In this issue we confront head on the bankrupt politics of the ‘red-green’ left in NZ. We think that on the range of issues that matter today the left is retreating to a reactionary nationalism. In the last issue we welcomed Rabon Kan’s scathing reaction to the new immigration regulations shutting the door on Asians and the left's complicity in this. We challenged the Seafarers cabotage policy that protects NZ jobs from foreign workers.
This month we take this analysis further. We show not only is the Alliance backing cabotage, but also in a significant rightward move, so is the biggest ‘far-left’ party, the Socialist Workers. We also tackle the critical issue of the Foreshore and put our class line on this question. This F&S question has released a gigantic wave of racism against Maori that sees Winston Peters –the Pauline Hanson of NZ –rapidly rising in the polls. Hanson’s jailing in Australia recently has shown that her once extreme brand of racism is now becoming respectable.
Journalist Paul Holmes gaff calling Kofi Annan a “cheeky darkie” and keeping his state funded job shows just how respectable racism has become in New Zealand. Like immigration, the Foreshore issue is revving up racism in NZ. But what makes it respectable is the politics of the social democrat Alliance and their intellectuals allies like ARENA who sow illusions in kiwi workers joining with their bosses to return to economic protectionism. Rallying to the national flag divides workers and puts us on the slippery slope to racial conflict and ‘national socialism’ that will make Rob Muldoon’s fortress NZ and racist Springbok Tour provocation of the early 1980s look like the Noddy Horror Show.
When kiwi workers look to their weak capitalist governments to protect their jobs, their country and their foreshore from the aliens inside and outside the country we know we are heading for dark days. Workers who can’t see themselves as a class able to fight for their jobs by joining forces with foreign workers, are also incapable of giving support to the national rights of Maori to control over resources never formally stripped from them. Rather they back a weak national bourgeois government that has no interest in protecting NZ capitalism and is the open agent of imperialism, making NZ workers pay for imperialist profits.
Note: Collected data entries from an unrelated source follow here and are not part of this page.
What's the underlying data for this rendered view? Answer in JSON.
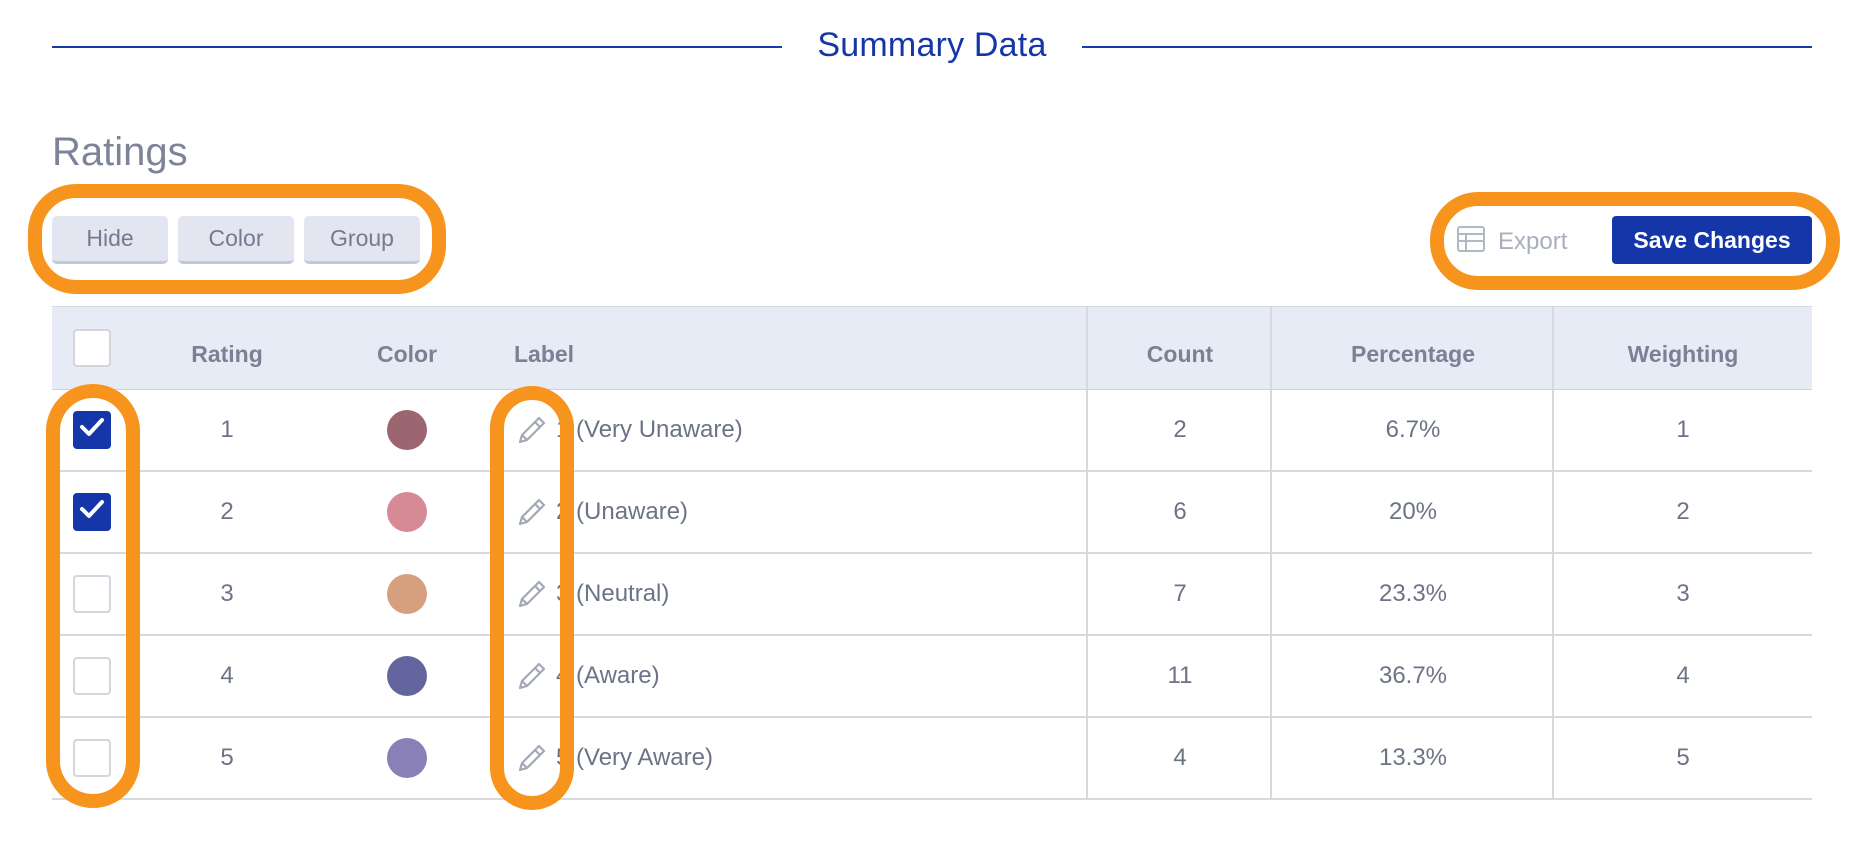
{
  "section": {
    "title": "Summary Data"
  },
  "ratings": {
    "title": "Ratings"
  },
  "toolbar": {
    "hide_label": "Hide",
    "color_label": "Color",
    "group_label": "Group",
    "export_label": "Export",
    "save_label": "Save Changes"
  },
  "table": {
    "headers": {
      "rating": "Rating",
      "color": "Color",
      "label": "Label",
      "count": "Count",
      "percentage": "Percentage",
      "weighting": "Weighting"
    },
    "rows": [
      {
        "checked": true,
        "rating": "1",
        "color": "#9c6670",
        "label": "1 (Very Unaware)",
        "count": "2",
        "percentage": "6.7%",
        "weighting": "1"
      },
      {
        "checked": true,
        "rating": "2",
        "color": "#d68a96",
        "label": "2 (Unaware)",
        "count": "6",
        "percentage": "20%",
        "weighting": "2"
      },
      {
        "checked": false,
        "rating": "3",
        "color": "#d6a07e",
        "label": "3 (Neutral)",
        "count": "7",
        "percentage": "23.3%",
        "weighting": "3"
      },
      {
        "checked": false,
        "rating": "4",
        "color": "#63659e",
        "label": "4 (Aware)",
        "count": "11",
        "percentage": "36.7%",
        "weighting": "4"
      },
      {
        "checked": false,
        "rating": "5",
        "color": "#8a80b8",
        "label": "5 (Very Aware)",
        "count": "4",
        "percentage": "13.3%",
        "weighting": "5"
      }
    ]
  },
  "colors": {
    "brand": "#1536a8",
    "highlight": "#f7941d",
    "header_bg": "#e7ebf6"
  },
  "icons": {
    "export": "table-icon",
    "edit": "pencil-icon",
    "check": "checkmark-icon"
  }
}
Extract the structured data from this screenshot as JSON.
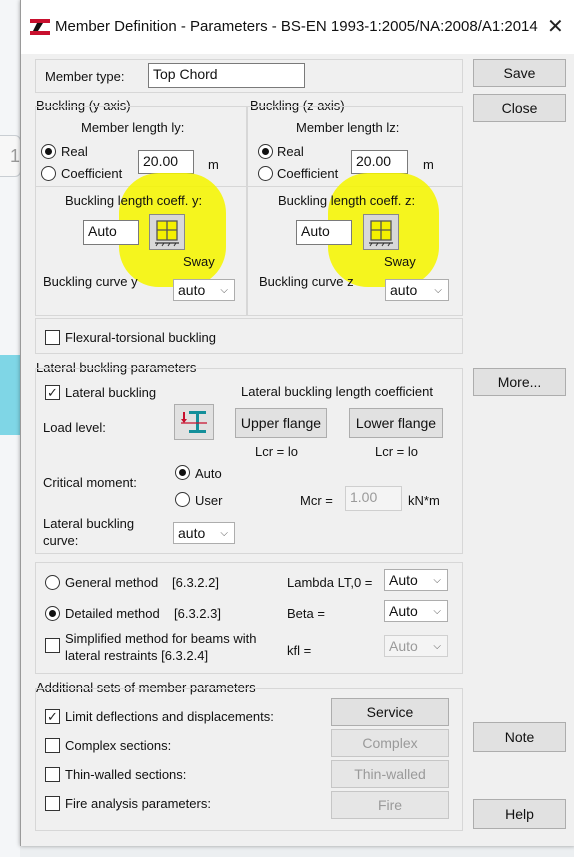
{
  "window": {
    "title": "Member Definition - Parameters - BS-EN 1993-1:2005/NA:2008/A1:2014",
    "close_glyph": "✕"
  },
  "member": {
    "type_label": "Member type:",
    "type_value": "Top Chord"
  },
  "buckling_y": {
    "group_label": "Buckling (y axis)",
    "length_label": "Member length ly:",
    "real_label": "Real",
    "coeff_label": "Coefficient",
    "value": "20.00",
    "unit": "m",
    "coeff_title": "Buckling length coeff. y:",
    "coeff_value": "Auto",
    "sway_label": "Sway",
    "curve_label": "Buckling curve y",
    "curve_value": "auto"
  },
  "buckling_z": {
    "group_label": "Buckling (z axis)",
    "length_label": "Member length lz:",
    "real_label": "Real",
    "coeff_label": "Coefficient",
    "value": "20.00",
    "unit": "m",
    "coeff_title": "Buckling length coeff. z:",
    "coeff_value": "Auto",
    "sway_label": "Sway",
    "curve_label": "Buckling curve z",
    "curve_value": "auto"
  },
  "flexural": {
    "label": "Flexural-torsional buckling",
    "checked": false
  },
  "lateral": {
    "group_label": "Lateral buckling parameters",
    "checkbox_label": "Lateral buckling",
    "length_coeff_label": "Lateral buckling length coefficient",
    "load_level_label": "Load level:",
    "upper_flange": "Upper flange",
    "lower_flange": "Lower flange",
    "lcr_upper": "Lcr =  lo",
    "lcr_lower": "Lcr =  lo",
    "critical_moment_label": "Critical moment:",
    "auto_label": "Auto",
    "user_label": "User",
    "mcr_label": "Mcr =",
    "mcr_value": "1.00",
    "mcr_unit": "kN*m",
    "curve_label_1": "Lateral buckling",
    "curve_label_2": "curve:",
    "curve_value": "auto"
  },
  "methods": {
    "general_label": "General method",
    "general_ref": "[6.3.2.2]",
    "detailed_label": "Detailed method",
    "detailed_ref": "[6.3.2.3]",
    "simplified_label_1": "Simplified method for beams with",
    "simplified_label_2": "lateral restraints [6.3.2.4]",
    "lambda_label": "Lambda LT,0 =",
    "lambda_value": "Auto",
    "beta_label": "Beta =",
    "beta_value": "Auto",
    "kfl_label": "kfl =",
    "kfl_value": "Auto"
  },
  "additional": {
    "group_label": "Additional sets of member parameters",
    "limit_label": "Limit deflections and displacements:",
    "service_button": "Service",
    "complex_label": "Complex sections:",
    "complex_button": "Complex",
    "thin_label": "Thin-walled sections:",
    "thin_button": "Thin-walled",
    "fire_label": "Fire analysis parameters:",
    "fire_button": "Fire"
  },
  "buttons": {
    "save": "Save",
    "close": "Close",
    "more": "More...",
    "note": "Note",
    "help": "Help"
  },
  "colors": {
    "highlight": "#f5f500",
    "dialog_bg": "#f0f0f0",
    "icon_red": "#c8102e",
    "icon_teal": "#138f9a"
  },
  "checkmark": "✓",
  "background": {
    "partial_char": "1"
  }
}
NZ is a client state of US imperialism and effectively a poor ‘7th state’ of Australia. Grovelling before this parasitic kiwi client state is a mark of a labour movement that is already defeated. While kiwi workers are engaged in a diversionary fight to defend the beachhead from the alien invasion, global capitalism rips out jobs and resources in land, sea, forestry and industry and smashes the unions in the process. It backs Bush’s war on terrorism to send kiwi soldiers to oppress Iraqis and Solomon Islanders and passes legislation to secretly charge and jail Ahmed Zaoui. It is unable to fight back against Labour’s Job Jolt attack on beneficiaries which is nothing more than an attempt to force them into the labour market to lower wage costs and boost imperialist super-profits. Or the ‘work-life balance’ plan to allow the bosses to tap into the fluid labour pool on their, not workers, terms.
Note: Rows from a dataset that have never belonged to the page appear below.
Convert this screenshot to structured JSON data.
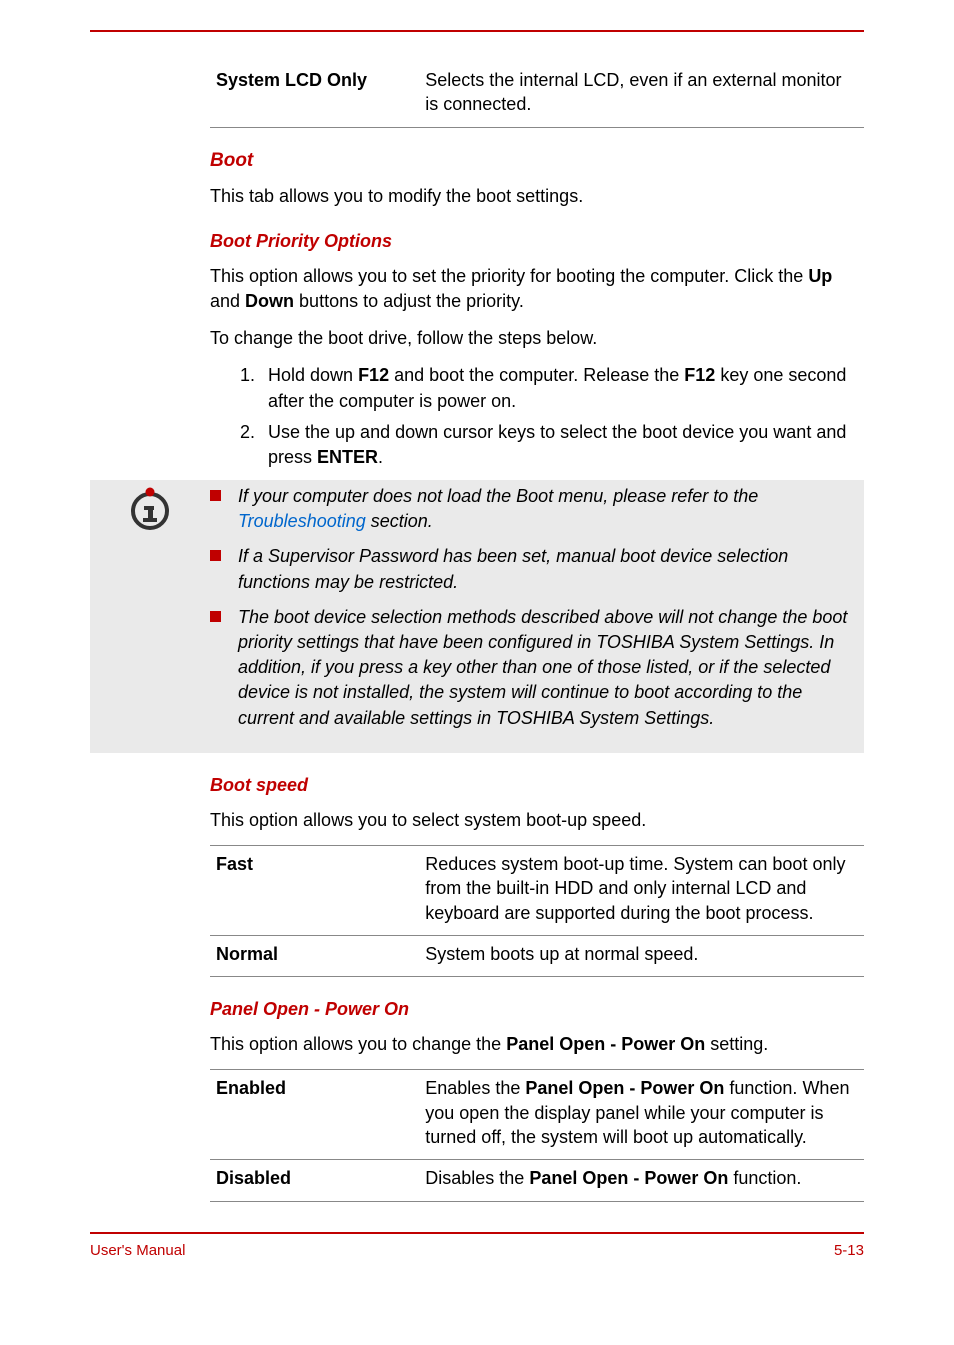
{
  "tables": {
    "lcd": {
      "rows": [
        {
          "label": "System LCD Only",
          "desc": "Selects the internal LCD, even if an external monitor is connected."
        }
      ]
    },
    "bootspeed": {
      "rows": [
        {
          "label": "Fast",
          "desc": "Reduces system boot-up time. System can boot only from the built-in HDD and only internal LCD and keyboard are supported during the boot process."
        },
        {
          "label": "Normal",
          "desc": "System boots up at normal speed."
        }
      ]
    },
    "panel": {
      "rows": [
        {
          "label": "Enabled",
          "desc_pre": "Enables the ",
          "desc_bold": "Panel Open - Power On",
          "desc_post": " function. When you open the display panel while your computer is turned off, the system will boot up automatically."
        },
        {
          "label": "Disabled",
          "desc_pre": "Disables the ",
          "desc_bold": "Panel Open - Power On",
          "desc_post": " function."
        }
      ]
    }
  },
  "boot": {
    "heading": "Boot",
    "intro": "This tab allows you to modify the boot settings."
  },
  "priority": {
    "heading": "Boot Priority Options",
    "p1_pre": "This option allows you to set the priority for booting the computer. Click the ",
    "p1_b1": "Up",
    "p1_mid": " and ",
    "p1_b2": "Down",
    "p1_post": " buttons to adjust the priority.",
    "p2": "To change the boot drive, follow the steps below.",
    "step1_pre": "Hold down ",
    "step1_b1": "F12",
    "step1_mid": " and boot the computer. Release the ",
    "step1_b2": "F12",
    "step1_post": " key one second after the computer is power on.",
    "step2_pre": "Use the up and down cursor keys to select the boot device you want and press ",
    "step2_b": "ENTER",
    "step2_post": "."
  },
  "notes": {
    "n1_pre": "If your computer does not load the Boot menu, please refer to the ",
    "n1_link": "Troubleshooting",
    "n1_post": " section.",
    "n2": "If a Supervisor Password has been set, manual boot device selection functions may be restricted.",
    "n3": "The boot device selection methods described above will not change the boot priority settings that have been configured in TOSHIBA System Settings. In addition, if you press a key other than one of those listed, or if the selected device is not installed, the system will continue to boot according to the current and available settings in TOSHIBA System Settings."
  },
  "speed": {
    "heading": "Boot speed",
    "intro": "This option allows you to select system boot-up speed."
  },
  "panelopen": {
    "heading": "Panel Open - Power On",
    "intro_pre": "This option allows you to change the ",
    "intro_bold": "Panel Open - Power On",
    "intro_post": " setting."
  },
  "footer": {
    "left": "User's Manual",
    "right": "5-13"
  }
}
But why do workers’ fall for this? In a series of articles we have run on the World Social Forum which we continue in this issue, we go to the root of the problem. The weakness of the working class is not because it is less exploited today or less capable of fighting back. It is the petty bourgeois reformist leadership in the unions, in politics, the media and the universities that conspire to keep them powerless. Trying to escape the working class, this caste of bureaucrats gains financially from managing workers on behalf of the bosses. But the only way they can prevent militant workers from kicking them out is to pretend to be doing it in the name of ‘market socialism’. They stake their credibility on identifying with populist governments like Lula’s in Brazil or Chavez’ in Venezuela, ‘socialist’ regimes like Cuba, or liberation movements like Colombia or Nepal, or their record as Trade Union organizers or as ‘anti-capitalists’.
But their version of socialism is no more than a reformed capitalism. As we argue in this issue, the world-wide reactionary role of the World Social Forum (and its NZ spin-off Socialist Forum Aotearoa) is rooted in the special interests of privileged bureaucrats who ultimately serve imperialism. They make use of the radical posturing of celebrity intellectuals like Chomsky, Klein, Monbiot, Hardt and Negri etc. and their critique of ‘market’ capitalism (i.e. the uncontrolled market) to trap workers struggles everywhere in alliances with the bosses. We hope to convince all those who have any illusions ‘green left’ politics or in the WSF that this project of transforming ‘market capitalism’ into ‘market socialism’ is futile and destructive. We invite them to join us in fighting for a working class solution to jobs, welfare, the foreshore and trade. We invite them to become revolutionary communists.